Manche der rund 300 Aussteller, die geglaubt hatten, sich für die vier Messetage ausreichend eingedeckt zu haben, waren schon am ersten Abend ausverkauft und mussten nachordern. Am härtesten traf es “Witty’s vom Wittenbergplatz” aus Berlin, weltweit bekannter Anbieter von Bio-Brat- und Currywurst. “Es war der reine Wahnsinn,” berichtete Hermann Exter. “Ich habe weit mehr verkauft als in der Biohalle der Grünen Woche”. Über Nacht musste er von einer Metzgerei im Raum Stuttgart Würste nach seinem Rezept herstellen lassen und kaufte dafür alles verfügbare Biofleisch auf.
Zur besonderen Atmosphäre der Messe gehörte die “lange Tafel” in der mittleren Längsachse der Messehalle 3. Mancher, der zunächst rätselte, warum man nicht überall Tischgruppen verteilt hatte, begriff sehr schnell, worum es ging: Um die Tafel als Symbol für das gemeinsame Miteinander bei Speis und Trank - das, was man auch “tafeln” nennt.

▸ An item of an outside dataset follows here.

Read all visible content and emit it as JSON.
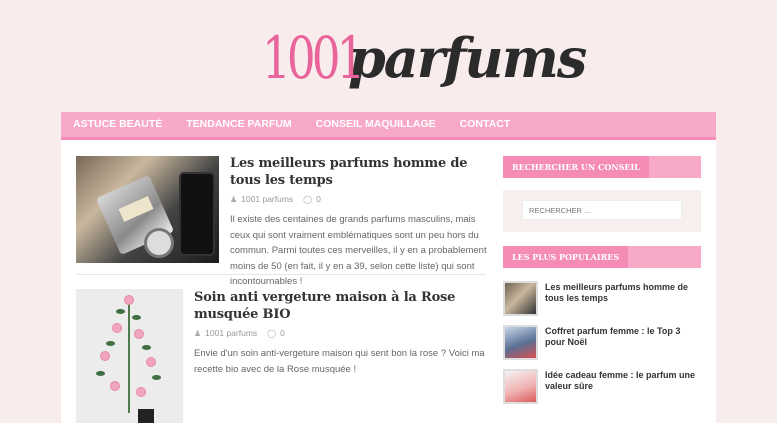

Keiner war glücklicher als Otto Geisel, der Vorsitzende von Slow Food Deutschland.”Ohne das ehrenamtliche Engagement unserer Convivien wäre das alles nicht möglich gewesen”, bilanzierte er. “Aber ohne dieses Engagement hätte die Messe auch nicht diesen Charme und diesen Geist.”
So weit die (gekürzte) Pressemitteilung von Slow Food. Es gibt aber auch kritische Stimmen; als Beispiel sei hier Theo’s Artikel zur Messe angeführt.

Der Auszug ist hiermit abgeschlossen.